# Craftsman snow blower won't fire. What'd I miss?



## chives3300 (Dec 9, 2020)

Hi All, 

Looking for your help. Recently purchased a used 24" Craftsman, Model # 247.881731. 
After tearing it apart I found rust in the carb & gas tank. Cleaned the rust out of both, cleaned the carb, replaced the oil and spark plug. 

Unfortunately, I have had no success in getting it to fire up. 

I've since replaced the carburetor, drained the gas tank & filled it with trufuel 4 cycle gas. 

Still no luck. 

Any suggestions on what else I might be missing to get it to start up? 

Thanks,
Jon


----------



## whimsey29 (Jul 9, 2016)

chives3300 said:


> Hi All,
> 
> Looking for your help. Recently purchased a used 24" Craftsman, Model # 247.881731.
> After tearing it apart I found rust in the carb & gas tank. Cleaned the rust out of both, cleaned the carb, replaced the oil and spark plug.
> ...


Do you have spark?


----------



## chives3300 (Dec 9, 2020)

whimsey29 said:


> Do you have spark?


I checked before I tore everything apart the first time and I did - I will recheck though and report back.


----------



## orangputeh (Nov 24, 2016)

if you have spark, do you have fuel delivery to carb?


----------



## chives3300 (Dec 9, 2020)

Reporting back -

@whimsey29 thanks for the suggestion. potential spark problem. Pulled the plug and grounded it and wasn't seeing any spark when cranking over. Will try to replace the ignition coil and let you know how it goes.

@orangputeh yes for sure have fuel delivery to carb. When I removed the back cover gas poured out from obviously trying to crank over far too long


----------



## orangputeh (Nov 24, 2016)

chives3300 said:


> Reporting back -
> 
> @whimsey29 thanks for the suggestion. potential spark problem. Pulled the plug and grounded it and wasn't seeing any spark when cranking over. Will try to replace the ignition coil and let you know how it goes.
> 
> @orangputeh yes for sure have fuel delivery to carb. When I removed the back cover gas poured out from obviously trying to crank over far too long


would try a new plug first .


----------



## Pauleastend63 (Nov 23, 2020)

chives3300 said:


> Reporting back -
> 
> @whimsey29 thanks for the suggestion. potential spark problem. Pulled the plug and grounded it and wasn't seeing any spark when cranking over. Will try to replace the ignition coil and let you know how it goes.
> 
> @orangputeh yes for sure have fuel delivery to carb. When I removed the back cover gas poured out from obviously trying to crank over far too long


There should be 2 wires under the metal shield that covers the carb.....one going to the off/on key/switch.....the other going to the throttle control......if either of these wires is grounding out the coil.....no spark.


----------



## dman2 (Sep 22, 2019)

Yep. He might have forgot to insert the key.
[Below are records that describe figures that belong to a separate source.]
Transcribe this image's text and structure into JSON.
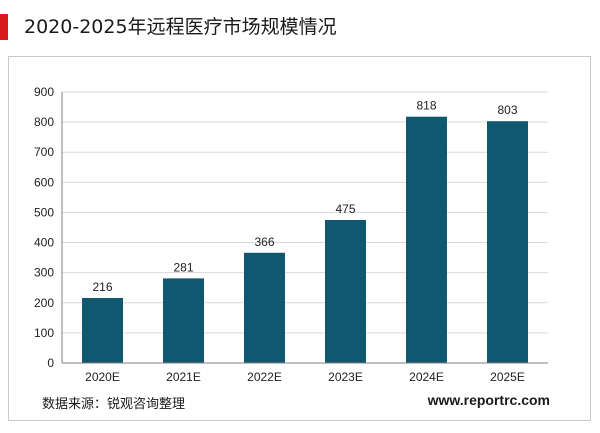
{
  "title": "2020-2025年远程医疗市场规模情况",
  "source": "数据来源：锐观咨询整理",
  "website": "www.reportrc.com",
  "colors": {
    "bar": "#0f5870",
    "accent": "#d7191c",
    "grid": "#d9d9d9",
    "axis": "#7f7f7f"
  },
  "chart_data": {
    "type": "bar",
    "categories": [
      "2020E",
      "2021E",
      "2022E",
      "2023E",
      "2024E",
      "2025E"
    ],
    "values": [
      216,
      281,
      366,
      475,
      818,
      803
    ],
    "title": "",
    "xlabel": "",
    "ylabel": "",
    "ylim": [
      0,
      900
    ],
    "yticks": [
      0,
      100,
      200,
      300,
      400,
      500,
      600,
      700,
      800,
      900
    ],
    "grid": true,
    "legend": false,
    "data_labels": true
  }
}
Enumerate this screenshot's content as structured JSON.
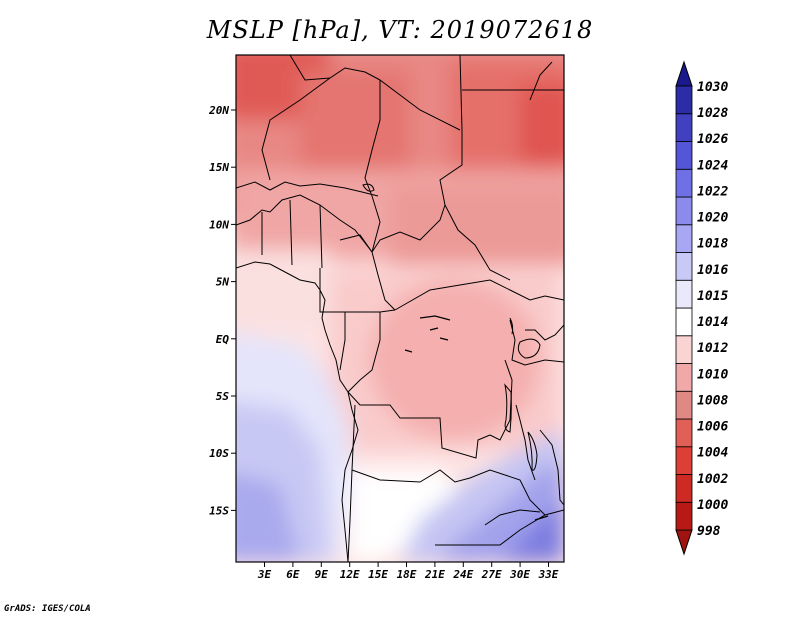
{
  "title": "MSLP [hPa], VT: 2019072618",
  "credit": "GrADS: IGES/COLA",
  "map": {
    "lat_labels": [
      "20N",
      "15N",
      "10N",
      "5N",
      "EQ",
      "5S",
      "10S",
      "15S"
    ],
    "lon_labels": [
      "3E",
      "6E",
      "9E",
      "12E",
      "15E",
      "18E",
      "21E",
      "24E",
      "27E",
      "30E",
      "33E"
    ]
  },
  "colorbar": {
    "levels": [
      "998",
      "1000",
      "1002",
      "1004",
      "1006",
      "1008",
      "1010",
      "1012",
      "1014",
      "1015",
      "1016",
      "1018",
      "1020",
      "1022",
      "1024",
      "1026",
      "1028",
      "1030"
    ],
    "colors": [
      "#a0140f",
      "#b71a15",
      "#cc2a22",
      "#db3f36",
      "#e06058",
      "#e08884",
      "#f0a8a8",
      "#fad3d3",
      "#ffffff",
      "#e9e9fb",
      "#c9c9f7",
      "#a7a7f3",
      "#8b8bee",
      "#7070e6",
      "#5555d8",
      "#4040c0",
      "#2c2ca6",
      "#1a1a8c"
    ]
  }
}
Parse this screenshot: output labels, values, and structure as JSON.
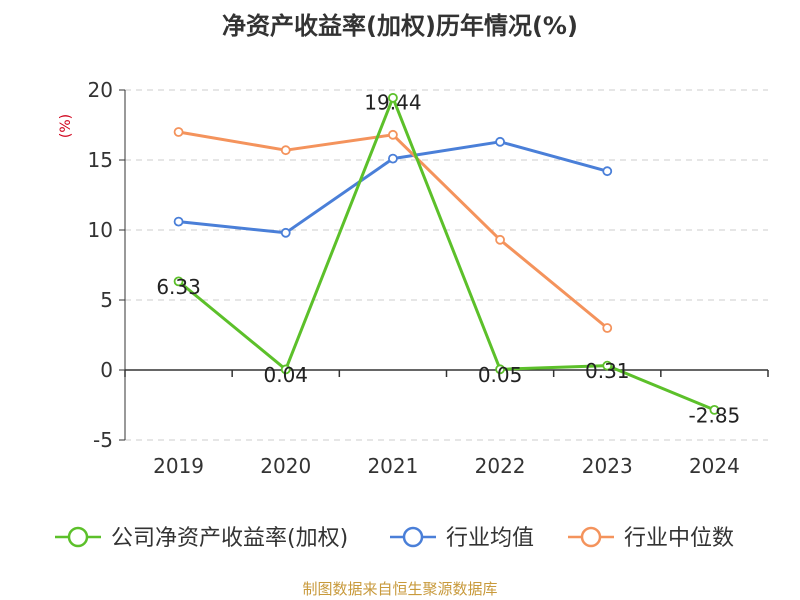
{
  "colors": {
    "company": "#5cc02a",
    "industry_avg": "#4a7fd8",
    "industry_median": "#f4935c",
    "grid": "#cccccc",
    "axis": "#333333",
    "unit": "#d0021b",
    "source": "#c89a3c"
  },
  "chart_data": {
    "type": "line",
    "title": "净资产收益率(加权)历年情况(%)",
    "ylabel": "(%)",
    "categories": [
      "2019",
      "2020",
      "2021",
      "2022",
      "2023",
      "2024"
    ],
    "ylim": [
      -5,
      20
    ],
    "yticks": [
      20,
      15,
      10,
      5,
      0,
      -5
    ],
    "grid": true,
    "legend_position": "bottom",
    "series": [
      {
        "name": "公司净资产收益率(加权)",
        "color_key": "company",
        "values": [
          6.33,
          0.04,
          19.44,
          0.05,
          0.31,
          -2.85
        ],
        "labels": [
          "6.33",
          "0.04",
          "19.44",
          "0.05",
          "0.31",
          "-2.85"
        ]
      },
      {
        "name": "行业均值",
        "color_key": "industry_avg",
        "values": [
          10.6,
          9.8,
          15.1,
          16.3,
          14.2,
          null
        ]
      },
      {
        "name": "行业中位数",
        "color_key": "industry_median",
        "values": [
          17.0,
          15.7,
          16.8,
          9.3,
          3.0,
          null
        ]
      }
    ]
  },
  "source_note": "制图数据来自恒生聚源数据库"
}
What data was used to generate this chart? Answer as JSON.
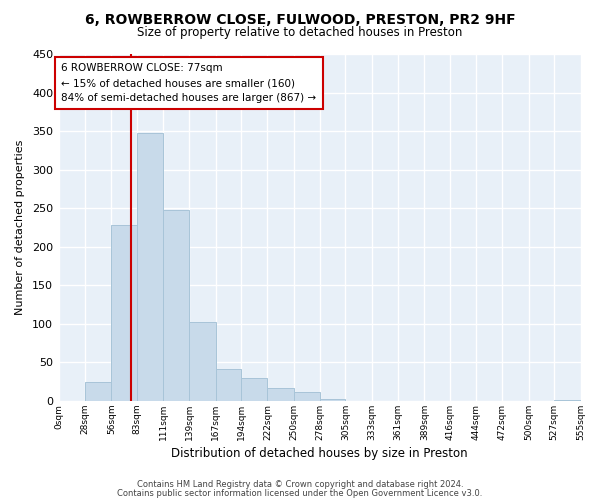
{
  "title1": "6, ROWBERROW CLOSE, FULWOOD, PRESTON, PR2 9HF",
  "title2": "Size of property relative to detached houses in Preston",
  "xlabel": "Distribution of detached houses by size in Preston",
  "ylabel": "Number of detached properties",
  "bar_edges": [
    0,
    28,
    56,
    83,
    111,
    139,
    167,
    194,
    222,
    250,
    278,
    305,
    333,
    361,
    389,
    416,
    444,
    472,
    500,
    527,
    555
  ],
  "bar_heights": [
    0,
    25,
    228,
    347,
    247,
    102,
    41,
    30,
    17,
    11,
    2,
    0,
    0,
    0,
    0,
    0,
    0,
    0,
    0,
    1
  ],
  "bar_color": "#c8daea",
  "bar_edge_color": "#a8c4d8",
  "vline_x": 77,
  "vline_color": "#cc0000",
  "annotation_line1": "6 ROWBERROW CLOSE: 77sqm",
  "annotation_line2": "← 15% of detached houses are smaller (160)",
  "annotation_line3": "84% of semi-detached houses are larger (867) →",
  "annotation_box_color": "white",
  "annotation_box_edgecolor": "#cc0000",
  "ylim": [
    0,
    450
  ],
  "yticks": [
    0,
    50,
    100,
    150,
    200,
    250,
    300,
    350,
    400,
    450
  ],
  "xtick_labels": [
    "0sqm",
    "28sqm",
    "56sqm",
    "83sqm",
    "111sqm",
    "139sqm",
    "167sqm",
    "194sqm",
    "222sqm",
    "250sqm",
    "278sqm",
    "305sqm",
    "333sqm",
    "361sqm",
    "389sqm",
    "416sqm",
    "444sqm",
    "472sqm",
    "500sqm",
    "527sqm",
    "555sqm"
  ],
  "footer1": "Contains HM Land Registry data © Crown copyright and database right 2024.",
  "footer2": "Contains public sector information licensed under the Open Government Licence v3.0.",
  "background_color": "#ffffff",
  "plot_bg_color": "#e8f0f8",
  "grid_color": "#ffffff"
}
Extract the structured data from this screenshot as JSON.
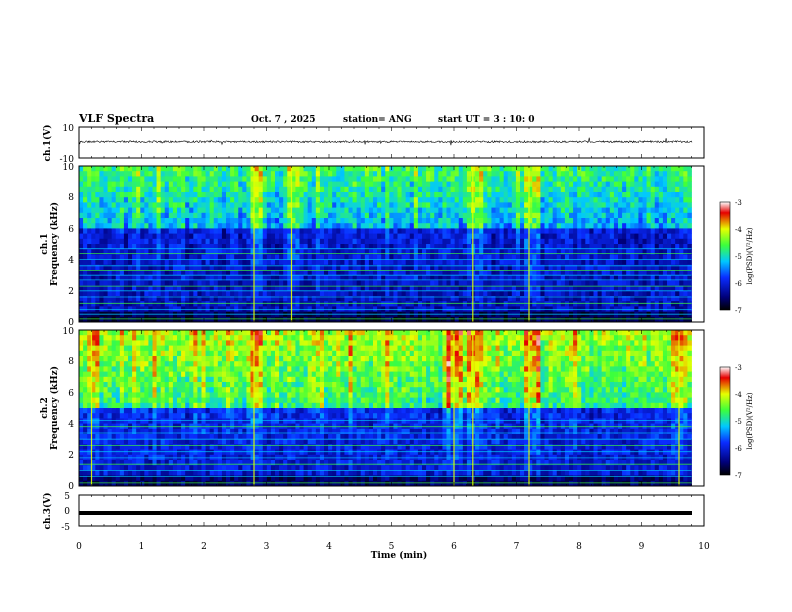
{
  "header": {
    "title": "VLF Spectra",
    "date": "Oct. 7 , 2025",
    "station": "station= ANG",
    "start_ut": "start UT =  3 : 10: 0"
  },
  "colors": {
    "spectro_dark": "#00007a",
    "spectro_blue": "#0a2cff",
    "spectro_cyan": "#00c8ff",
    "spectro_green": "#3cff3c",
    "spectro_yellow": "#e6ff00",
    "spectro_red": "#e60000"
  },
  "chart_data": [
    {
      "type": "line",
      "name": "ch1-waveform",
      "ylabel": "ch.1(V)",
      "ylim": [
        -10,
        10
      ],
      "yticks": [
        "10",
        "-10"
      ],
      "baseline_V": 0.5,
      "xlim": [
        0,
        10
      ],
      "xlabel": "Time (min)"
    },
    {
      "type": "heatmap",
      "name": "ch1-spectrogram",
      "ylabel": "ch.1\nFrequency (kHz)",
      "ylim": [
        0,
        10
      ],
      "yticks": [
        "0",
        "2",
        "4",
        "6",
        "8",
        "10"
      ],
      "xlim": [
        0,
        9.8
      ],
      "colorbar": {
        "label": "log(PSD)(V²/Hz)",
        "range": [
          -7,
          -3
        ],
        "ticks": [
          "-3",
          "-4",
          "-5",
          "-6",
          "-7"
        ]
      },
      "background_level": -6.3,
      "bright_band_kHz": [
        6,
        10
      ],
      "bright_band_level": -4.8,
      "tone_lines_kHz": [
        0.2,
        0.5,
        0.8,
        1.2,
        1.6,
        2.0,
        2.3,
        2.7,
        3.0,
        3.3,
        3.6,
        4.0,
        4.4,
        4.7
      ],
      "bursts_min": [
        2.8,
        3.4,
        6.3,
        7.2
      ]
    },
    {
      "type": "heatmap",
      "name": "ch2-spectrogram",
      "ylabel": "ch.2\nFrequency (kHz)",
      "ylim": [
        0,
        10
      ],
      "yticks": [
        "0",
        "2",
        "4",
        "6",
        "8",
        "10"
      ],
      "xlim": [
        0,
        9.8
      ],
      "colorbar": {
        "label": "log(PSD)(V²/Hz)",
        "range": [
          -7,
          -3
        ],
        "ticks": [
          "-3",
          "-4",
          "-5",
          "-6",
          "-7"
        ]
      },
      "background_level": -6.2,
      "bright_band_kHz": [
        5,
        10
      ],
      "bright_band_level": -4.3,
      "tone_lines_kHz": [
        0.2,
        0.6,
        1.0,
        1.4,
        1.8,
        2.2,
        2.6,
        3.0,
        3.4,
        3.8,
        4.2
      ],
      "bursts_min": [
        0.2,
        2.8,
        6.0,
        6.3,
        7.2,
        9.6
      ]
    },
    {
      "type": "line",
      "name": "ch3-waveform",
      "ylabel": "ch.3(V)",
      "ylim": [
        -5,
        5
      ],
      "yticks": [
        "5",
        "0",
        "-5"
      ],
      "baseline_V": -0.8,
      "xlim": [
        0,
        10
      ],
      "xticks": [
        "0",
        "1",
        "2",
        "3",
        "4",
        "5",
        "6",
        "7",
        "8",
        "9",
        "10"
      ],
      "xlabel": "Time (min)"
    }
  ]
}
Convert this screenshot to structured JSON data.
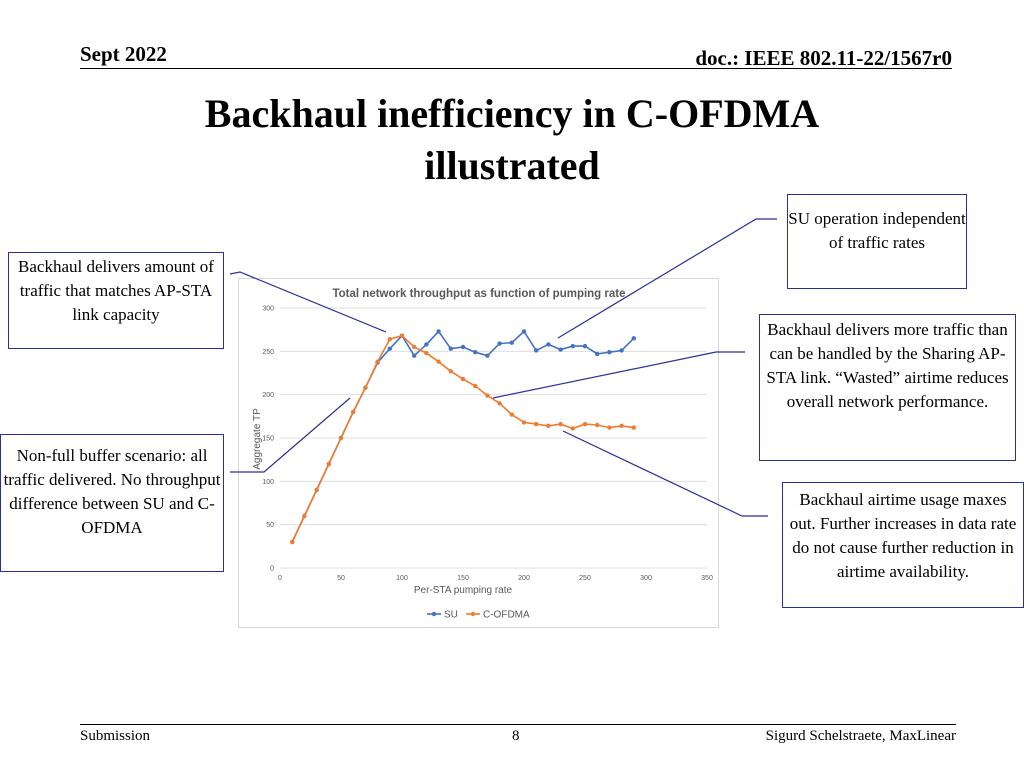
{
  "header": {
    "date": "Sept 2022",
    "doc": "doc.: IEEE 802.11-22/1567r0"
  },
  "title": {
    "line1": "Backhaul inefficiency in C-OFDMA",
    "line2": "illustrated"
  },
  "callouts": {
    "backhaul_matches": "Backhaul delivers amount of traffic that matches AP-STA link capacity",
    "non_full_buffer": "Non-full buffer scenario: all traffic delivered. No throughput difference between SU and C-OFDMA",
    "su_operation": "SU operation independent of traffic rates",
    "backhaul_more": "Backhaul delivers more traffic than can be handled by the Sharing AP-STA link. “Wasted” airtime reduces overall network performance.",
    "backhaul_airtime": "Backhaul airtime usage maxes out. Further increases in data rate do not cause further reduction in airtime availability."
  },
  "colors": {
    "su": "#4472c4",
    "cofdma": "#ed7d31",
    "callout_border": "#2c2f9a",
    "connector": "#2c2f9a",
    "grid": "#d9d9d9",
    "axis_text": "#595959"
  },
  "chart_data": {
    "type": "line",
    "title": "Total network throughput as function of pumping rate",
    "xlabel": "Per-STA pumping rate",
    "ylabel": "Aggregate TP",
    "xlim": [
      0,
      350
    ],
    "ylim": [
      0,
      300
    ],
    "xticks": [
      0,
      50,
      100,
      150,
      200,
      250,
      300,
      350
    ],
    "yticks": [
      0,
      50,
      100,
      150,
      200,
      250,
      300
    ],
    "grid": "horizontal",
    "legend": "bottom",
    "series": [
      {
        "name": "SU",
        "color": "#4472c4",
        "x": [
          10,
          20,
          30,
          40,
          50,
          60,
          70,
          80,
          90,
          100,
          110,
          120,
          130,
          140,
          150,
          160,
          170,
          180,
          190,
          200,
          210,
          220,
          230,
          240,
          250,
          260,
          270,
          280,
          290
        ],
        "y": [
          30,
          60,
          90,
          120,
          150,
          180,
          208,
          237,
          253,
          268,
          245,
          258,
          273,
          253,
          255,
          249,
          245,
          259,
          260,
          273,
          251,
          258,
          252,
          256,
          256,
          247,
          249,
          251,
          265
        ]
      },
      {
        "name": "C-OFDMA",
        "color": "#ed7d31",
        "x": [
          10,
          20,
          30,
          40,
          50,
          60,
          70,
          80,
          90,
          100,
          110,
          120,
          130,
          140,
          150,
          160,
          170,
          180,
          190,
          200,
          210,
          220,
          230,
          240,
          250,
          260,
          270,
          280,
          290
        ],
        "y": [
          30,
          60,
          90,
          120,
          150,
          180,
          208,
          238,
          264,
          268,
          255,
          248,
          238,
          227,
          218,
          210,
          199,
          190,
          177,
          168,
          166,
          164,
          166,
          161,
          166,
          165,
          162,
          164,
          162
        ]
      }
    ]
  },
  "footer": {
    "left": "Submission",
    "page": "8",
    "right": "Sigurd Schelstraete, MaxLinear"
  }
}
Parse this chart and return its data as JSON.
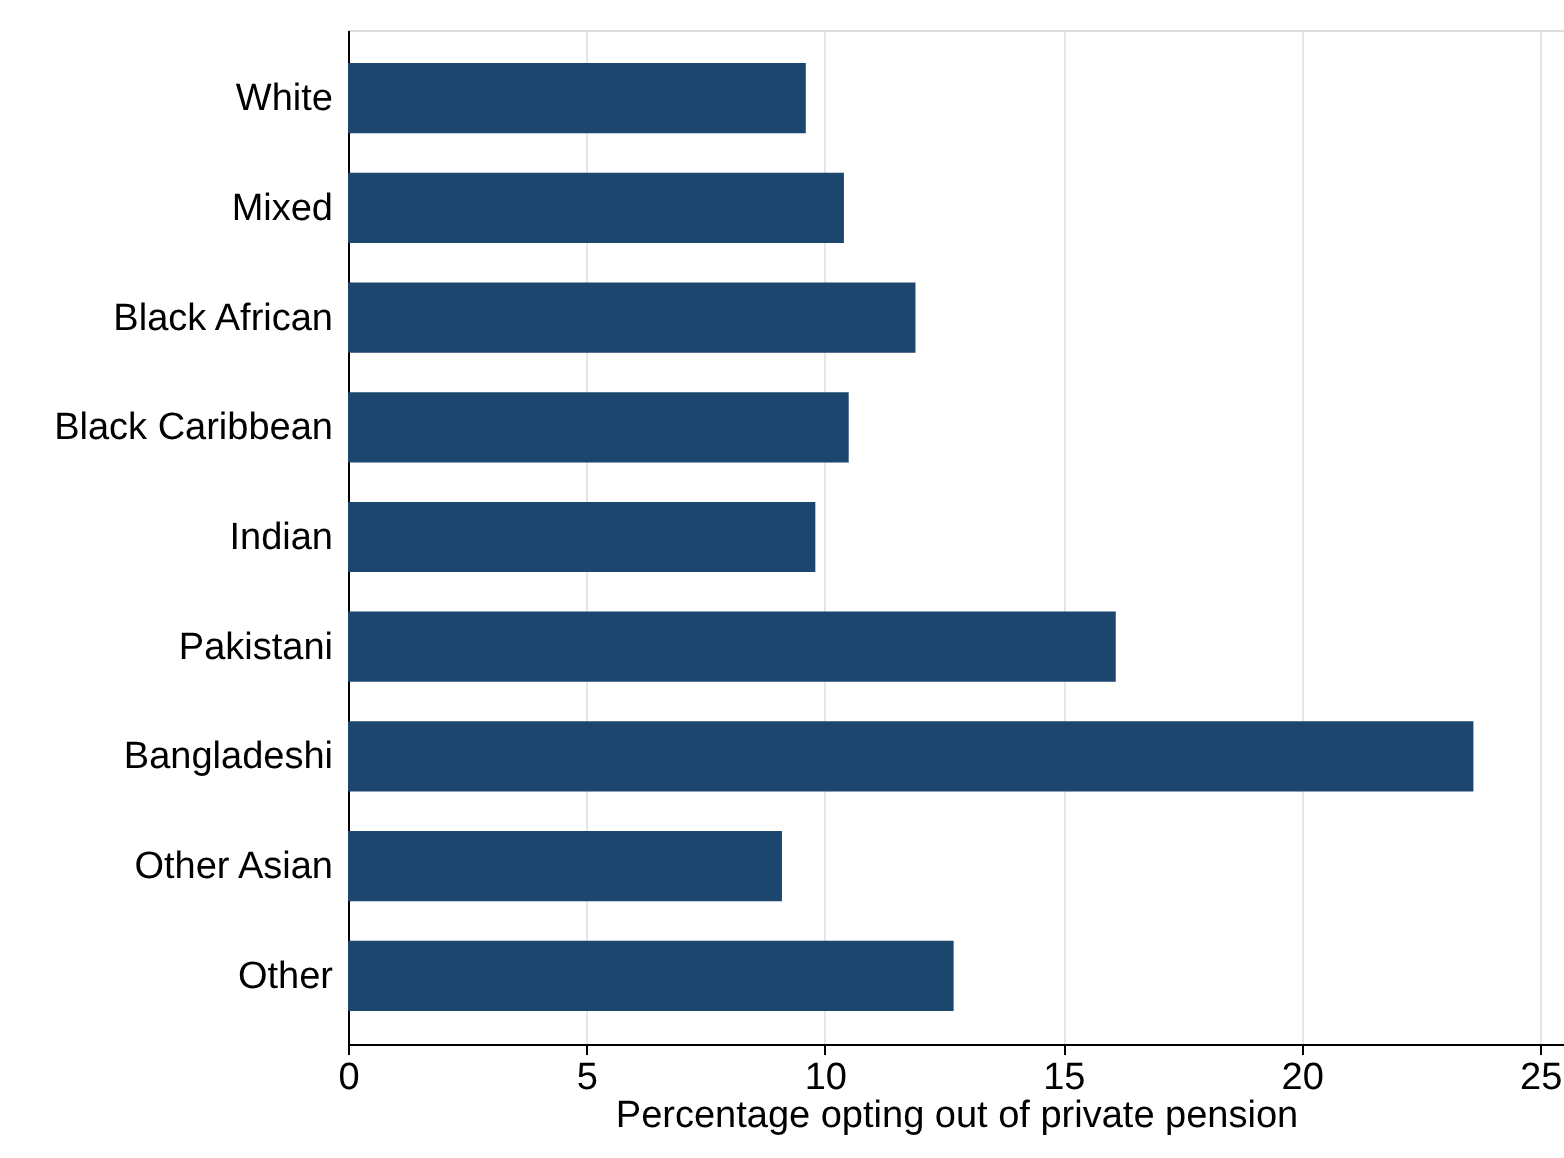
{
  "chart_data": {
    "type": "bar",
    "orientation": "horizontal",
    "xlabel": "Percentage opting out of private pension",
    "categories": [
      "White",
      "Mixed",
      "Black African",
      "Black Caribbean",
      "Indian",
      "Pakistani",
      "Bangladeshi",
      "Other Asian",
      "Other"
    ],
    "values": [
      9.6,
      10.4,
      11.9,
      10.5,
      9.8,
      16.1,
      23.6,
      9.1,
      12.7
    ],
    "color": "#1c466e",
    "xlim": [
      0,
      25.5
    ],
    "xticks": [
      0,
      5,
      10,
      15,
      20,
      25
    ],
    "grid": "x"
  }
}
If you get spark, spray starting fluid into the spark plug hole and intake. If it starts up for a second, then replace the carb. Most people can't clean it right.


----------



## chives3300 (Dec 9, 2020)

Think it had to be something with the ignition coil... ended up ordering a new coil weeks ago when i bought the snow blower since the plastic inside the original coil was cracked. Didn't replace it initially as I was planning to do it next year. 

Replaced it and it fired up on the first pull. So guessing either it was bad (will measure resistance later) or the air gap was off. 

Revs were searching for a bit... saw some white smoke that went away after a bit but I think we are officially in business! Thank you all! 

Will confirm once more tonight that it wasn't a fluke. 

Thanks again.


----------



## orangputeh (Nov 24, 2016)

deleted


----------